Leonor Coutinho: «Não é um crime de lesa-Estado emprestar o carro...»
Um especialista em Direito Administrativo contactado pelo EXPRESSO acrescenta ainda que o caso pode traduzir uma situação de «desvio de poder», tanto mais que o carro atribuído a Leonor Coutinho nem sequer pertence ao parque do Ministério do Equipamento (do qual depende a SEHC).
A notícia foi dada na semana passada pelo semanário «Tal & Qual», que publicava fotografias de um BMW 520, atribuído a Leonor Coutinho, a ser conduzido por um amigo pessoal da secretária de Estado nas suas deslocações a bares e restaurantes. O uso do automóvel chegou mesmo a ser feito durante uma ausência de Leonor Coutinho em missão de serviço ao estrangeiro.
A tese do uso pessoal
Na sequência da notícia, o Gabinete da secretária de Estado veio a público explicar que o carro em causa tinha sido atribuído para «uso pessoal» da responsável governamental, acrescentando ainda o assessor de Imprensa não ser «um crime de lesa Estado emprestar um carro a um amigo». Mais tarde, e em resposta a um pedido de esclarecimentos por parte do EXPRESSO, o Gabinete do Ministro do Planeamento adiantava ainda tratar-se de uma viatura «de uso permanente» e registada «sob o nome do Instituto de Comunicações de Portugal- ICP», organismo que paga o seguro da viatura.

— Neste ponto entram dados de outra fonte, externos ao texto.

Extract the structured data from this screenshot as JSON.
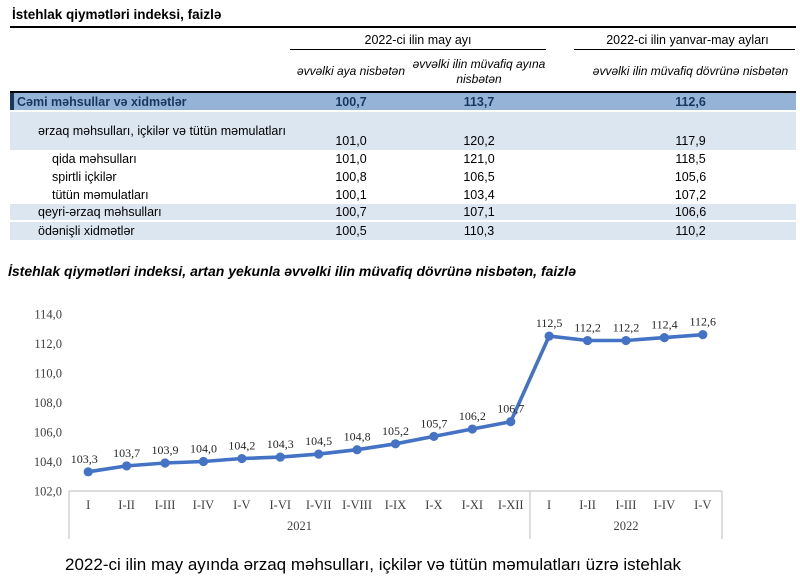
{
  "page_title": "İstehlak qiymətləri indeksi, faizlə",
  "table": {
    "group_headers": {
      "may": "2022-ci ilin may ayı",
      "jan_may": "2022-ci ilin yanvar-may ayları"
    },
    "column_headers": {
      "prev_month": "əvvəlki aya nisbətən",
      "same_month_prev_year": "əvvəlki ilin müvafiq ayına nisbətən",
      "same_period_prev_year": "əvvəlki ilin müvafiq dövrünə nisbətən"
    },
    "rows": [
      {
        "label": "Cəmi məhsullar və xidmətlər",
        "values": [
          "100,7",
          "113,7",
          "112,6"
        ]
      },
      {
        "label": "ərzaq məhsulları, içkilər və tütün məmulatları",
        "values": [
          "101,0",
          "120,2",
          "117,9"
        ]
      },
      {
        "label": "qida məhsulları",
        "values": [
          "101,0",
          "121,0",
          "118,5"
        ]
      },
      {
        "label": "spirtli içkilər",
        "values": [
          "100,8",
          "106,5",
          "105,6"
        ]
      },
      {
        "label": "tütün məmulatları",
        "values": [
          "100,1",
          "103,4",
          "107,2"
        ]
      },
      {
        "label": "qeyri-ərzaq məhsulları",
        "values": [
          "100,7",
          "107,1",
          "106,6"
        ]
      },
      {
        "label": "ödənişli xidmətlər",
        "values": [
          "100,5",
          "110,3",
          "110,2"
        ]
      }
    ]
  },
  "chart_title": "İstehlak qiymətləri indeksi, artan yekunla əvvəlki ilin müvafiq dövrünə nisbətən, faizlə",
  "chart_data": {
    "type": "line",
    "title": "İstehlak qiymətləri indeksi, artan yekunla əvvəlki ilin müvafiq dövrünə nisbətən, faizlə",
    "x": [
      "I",
      "I-II",
      "I-III",
      "I-IV",
      "I-V",
      "I-VI",
      "I-VII",
      "I-VIII",
      "I-IX",
      "I-X",
      "I-XI",
      "I-XII",
      "I",
      "I-II",
      "I-III",
      "I-IV",
      "I-V"
    ],
    "x_groups": [
      {
        "label": "2021",
        "count": 12
      },
      {
        "label": "2022",
        "count": 5
      }
    ],
    "values": [
      103.3,
      103.7,
      103.9,
      104.0,
      104.2,
      104.3,
      104.5,
      104.8,
      105.2,
      105.7,
      106.2,
      106.7,
      112.5,
      112.2,
      112.2,
      112.4,
      112.6
    ],
    "ylim": [
      102,
      114
    ],
    "ytick_step": 2,
    "decimal_separator": ",",
    "line_color": "#4472C4",
    "grid": false,
    "legend": "none"
  },
  "footer_text": "2022-ci ilin may ayında ərzaq məhsulları, içkilər və tütün məmulatları üzrə istehlak",
  "colors": {
    "total_row_bg": "#95B3D7",
    "alt_row_bg": "#DCE6F1",
    "total_row_text": "#17375E",
    "chart_line": "#4472C4"
  }
}
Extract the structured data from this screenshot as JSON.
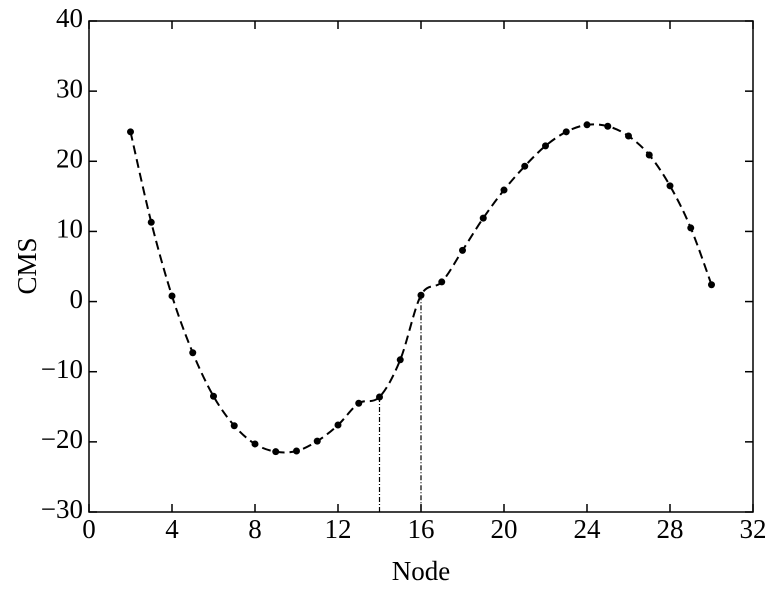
{
  "chart_data": {
    "type": "line",
    "xlabel": "Node",
    "ylabel": "CMS",
    "x": [
      2,
      3,
      4,
      5,
      6,
      7,
      8,
      9,
      10,
      11,
      12,
      13,
      14,
      15,
      16,
      17,
      18,
      19,
      20,
      21,
      22,
      23,
      24,
      25,
      26,
      27,
      28,
      29,
      30
    ],
    "series": [
      {
        "color": "#000000",
        "values": [
          24.2,
          11.3,
          0.8,
          -7.3,
          -13.5,
          -17.7,
          -20.3,
          -21.4,
          -21.3,
          -19.9,
          -17.6,
          -14.5,
          -13.6,
          -8.3,
          0.9,
          2.8,
          7.3,
          11.9,
          15.9,
          19.3,
          22.2,
          24.2,
          25.2,
          25.0,
          23.6,
          20.9,
          16.5,
          10.5,
          2.4
        ]
      }
    ],
    "drop_lines_x": [
      14,
      16
    ],
    "xlim": [
      0,
      32
    ],
    "xticks": [
      0,
      4,
      8,
      12,
      16,
      20,
      24,
      28,
      32
    ],
    "ylim": [
      -30,
      40
    ],
    "yticks": [
      {
        "value": -30,
        "label": "−30"
      },
      {
        "value": -20,
        "label": "−20"
      },
      {
        "value": -10,
        "label": "−10"
      },
      0,
      10,
      20,
      30,
      40
    ]
  }
}
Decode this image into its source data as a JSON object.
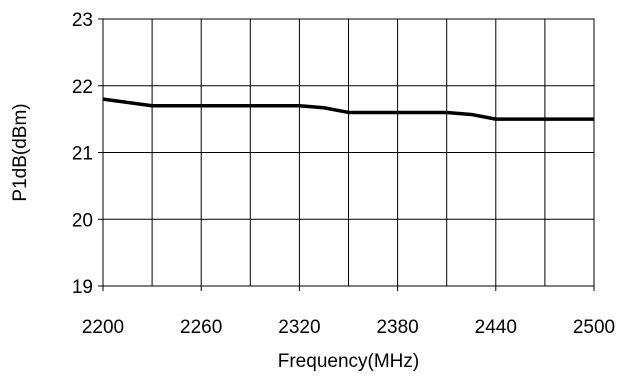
{
  "chart_data": {
    "type": "line",
    "title": "",
    "xlabel": "Frequency(MHz)",
    "ylabel": "P1dB(dBm)",
    "xlim": [
      2200,
      2500
    ],
    "ylim": [
      19,
      23
    ],
    "xticks": [
      2200,
      2260,
      2320,
      2380,
      2440,
      2500
    ],
    "yticks": [
      19,
      20,
      21,
      22,
      23
    ],
    "x_tick_labels": [
      "2200",
      "2260",
      "2320",
      "2380",
      "2440",
      "2500"
    ],
    "y_tick_labels": [
      "19",
      "20",
      "21",
      "22",
      "23"
    ],
    "x_gridlines": [
      2200,
      2230,
      2260,
      2290,
      2320,
      2350,
      2380,
      2410,
      2440,
      2470,
      2500
    ],
    "y_gridlines": [
      19,
      20,
      21,
      22,
      23
    ],
    "grid": true,
    "legend": "none",
    "colors": {
      "line": "#000000",
      "grid": "#000000",
      "background": "#ffffff"
    },
    "series": [
      {
        "x": [
          2200,
          2230,
          2260,
          2290,
          2320,
          2335,
          2350,
          2380,
          2410,
          2425,
          2440,
          2470,
          2500
        ],
        "y": [
          21.8,
          21.7,
          21.7,
          21.7,
          21.7,
          21.67,
          21.6,
          21.6,
          21.6,
          21.57,
          21.5,
          21.5,
          21.5
        ]
      }
    ]
  }
}
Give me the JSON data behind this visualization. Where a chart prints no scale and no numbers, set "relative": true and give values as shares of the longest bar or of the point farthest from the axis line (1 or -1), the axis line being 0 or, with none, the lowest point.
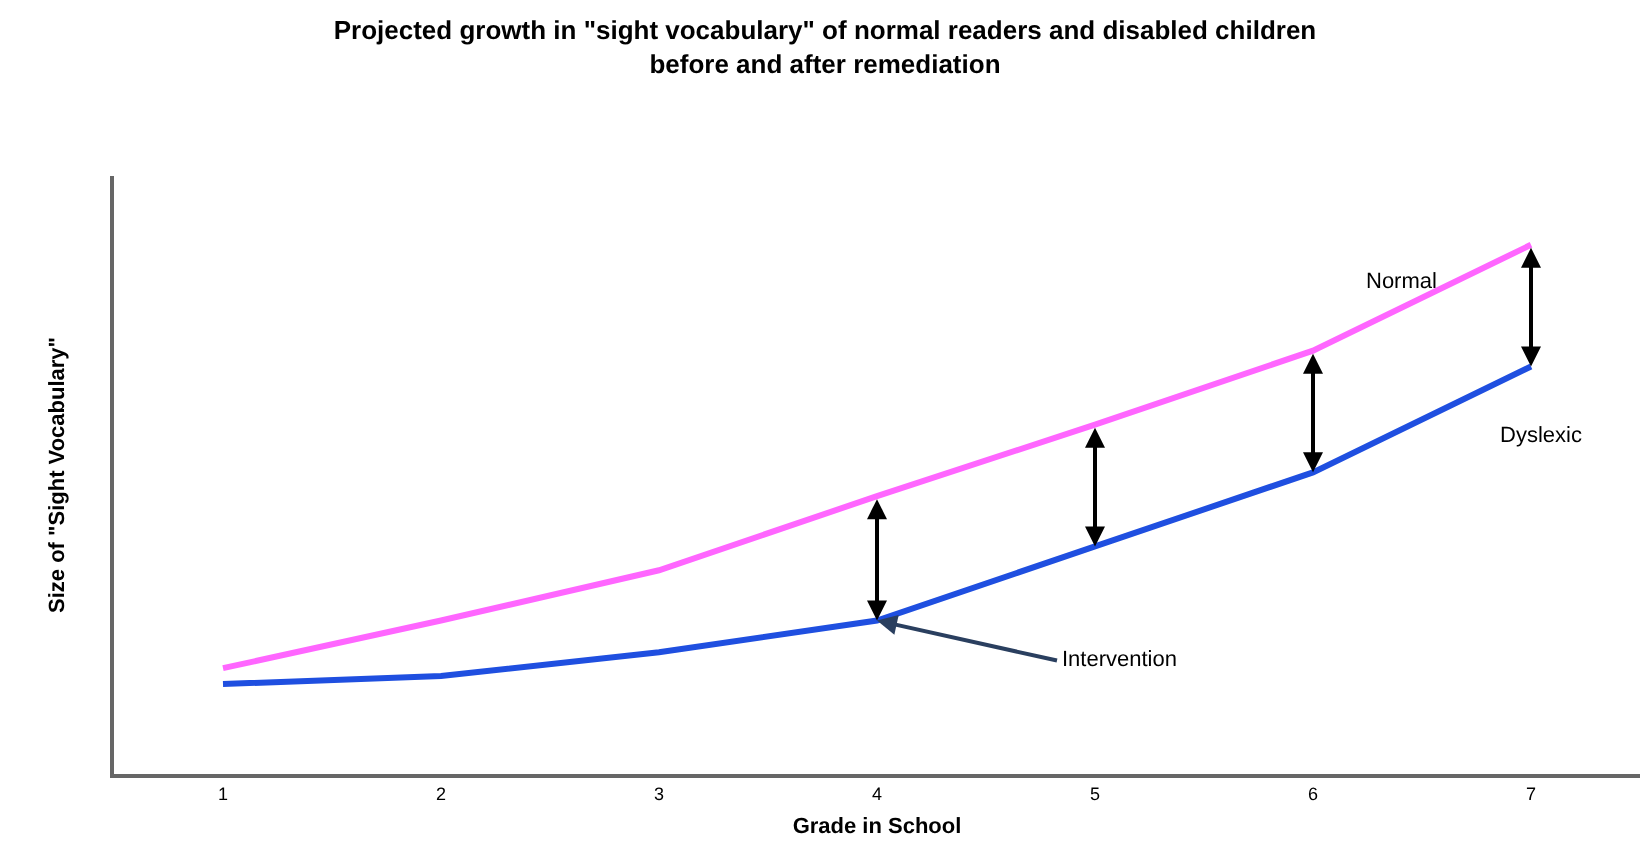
{
  "chart_data": {
    "type": "line",
    "title": "Projected growth in \"sight vocabulary\" of normal readers and disabled children\nbefore and after remediation",
    "xlabel": "Grade in School",
    "ylabel": "Size of \"Sight Vocabulary\"",
    "categories": [
      "1",
      "2",
      "3",
      "4",
      "5",
      "6",
      "7"
    ],
    "relative": true,
    "legend": false,
    "marker": "none",
    "line_style": "solid",
    "series": [
      {
        "name": "Normal",
        "color": "#ff66ff",
        "values": [
          0.2,
          0.29,
          0.385,
          0.525,
          0.66,
          0.8,
          1
        ]
      },
      {
        "name": "Dyslexic",
        "color": "#1f4fe0",
        "values": [
          0.17,
          0.185,
          0.23,
          0.29,
          0.43,
          0.57,
          0.77
        ]
      }
    ],
    "annotations": [
      {
        "text": "Intervention",
        "x": "4",
        "y": 0.29
      }
    ]
  }
}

«Houve sempre a preocupação da secretária de Estado em responder ao enquadramento legal», acrescenta a mesma fonte, explicando que de acordo com a regulamentação em vigor «cabe aos detentores dos veículos decidir do seu uso por terceiros a título excepcional».
A interpretação dos acontecimentos dada pelos assessores do Ministério do Equipamento não é, porém, coincidente com a opinião de outros gabinetes governamentais. Segundo fonte do Ministério das Finanças, «os carros do Estado não são para uso pessoal ou para fins particulares». E embora a lei refira explicitamente a existência de veículos oficiais «de uso pessoal», o mesmo diploma esclarece que o destino normal destes carros é a «utilização no exercício, por causa ou em proveito das funções dos seus detentores».
O caso de Leonor Coutinho ultrapassaria claramente estes princípios, motivo pelo qual a Procuradoria-Geral da República decidiu abrir um inquérito.
Desvio de poder
Além da questão do uso do carro, dois outros problemas jurídicos se levantam nesta situação. Um especialista em Direito Administrativo consultado pelo EXPRESSO considera que «tanto a propriedade do automóvel como a sua utilização por uma terceira pessoa» levantam «dúvidas legais».
Quanto ao primeiro ponto, o certo é que o veículo pertence a um instituto autónomo perante o qual a secretaria de Estado tem apenas «poderes de superintendência». Normalmente, acrescenta a mesma fonte, «estes são poderes de nomeação e demissão de chefias, tal como a definição de directivas genéricas de actuação por parte da entidade governativa». Nenhum dos poderes do Ministério sobre o ICP enquadraria a cedência de um carro para uso pessoal da secretária de Estado, que já dispõe oficialmente de um automóvel do Estado.
A questão complica-se ainda quando o uso do carro é feito por uma terceira pessoa, sem qualquer vínculo ao Estado ou a desempenhar funções públicas. A lei é bem clara neste aspecto: «Os veículos do Estado só poderão ser conduzidos pelo funcionário ou agente a que estejam distribuídos, ou que seja autorizado para o efeito,»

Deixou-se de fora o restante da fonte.